Cut up/hide the credit cards and pay cash. Do it. I have had to put items back on the shelves at the grocery store because I didn’t have enough cash, and that is how it should work. Otherwise, you will cheat. You. Will. Cheat.
Tip 2: Minimize expenses.
This is what will ultimately get you to financial independence and early retirement. It works by freeing your income to pay down debt. After finally making that budget, my husband and I paid down our debt aggressively. We paid off our home in 2016 and our student loans in early 2017.
I now own my cars and my house. I drive a Prius (really great for gas mileage) and live with my husband and two kids in a modest 3 bedroom, 2 bath house on 5 acres. The taxes/insurance on these are minimal. I don’t have cable tv, and when I want wifi at home, I use my phone as a hotspot.
As far as utilities go, I pay for electricity right now, but I plan to switch out for solar panels later this summer. I pay for trash pick up now but hope to eventually be zero waste. My focus is on reducing recurring payments to free up more of the budget for other things.

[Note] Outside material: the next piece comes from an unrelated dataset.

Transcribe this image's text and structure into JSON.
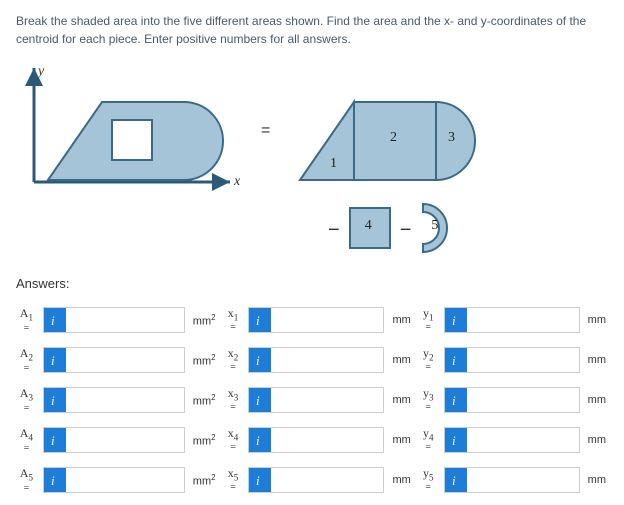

Minimizing expenses also works by reducing the amount of income and size of the nest egg you will need for retirement. I can’t draw $100,000 a year from my retirement accounts, but I don’t need to. I can withdraw at the 4% a year rate and fully support our minimalist lifestyle.
Tip 3: Prioritize retirement funding.
You need time for your investments to grow, so the early years are important. We were maxing out our Roth IRAs and my husband’s 403b even back in medical school. Start today, even if you still have student loans.
People often also want to fund the 529 plans. If you can do everything, that’s great, but if it comes down to it, I would rather make my kids take on student loans than make them support me later in life.
Tip 4: Make a plan to cover your expenses.
Your lifestyle will change when you retire. I pay more now for my cell phone bill each month but save a ton on disability premiums. You may save on parking fees, gas, or daycare expenses.
Make sure you can get health care coverage. If you are healthy, you can get medical and dental coverage through the AMA at excellent rates. We have also used the Christian health care sharing plans in the past to provide catastrophic coverage.
Tip 5: Give yourself flexibility.
After I quit my day job, I was invited to continue with some occasional consulting for a pharmaceutical company. I have logged 10-15 hours a week for them over the past year and loved every minute of it. I was also approached by an acquaintance to do some locum work averaging one to two days a month.
I would encourage any young retiree to keep an active license for the first few years. You may want to volunteer at a free clinic, teach residents, or do medical missions.
Keep your options open, and try lots of new things. I may start another degree this fall; I may move abroad for a few months to finally learn a language through immersion.
I get to live again and dream again, and it is perfect.
Have you ever felt like she did? Looking for a veer away from the career path you chose? Would a frugal, minimalist lifestyle appeal to your more if it meant never having to go to work again?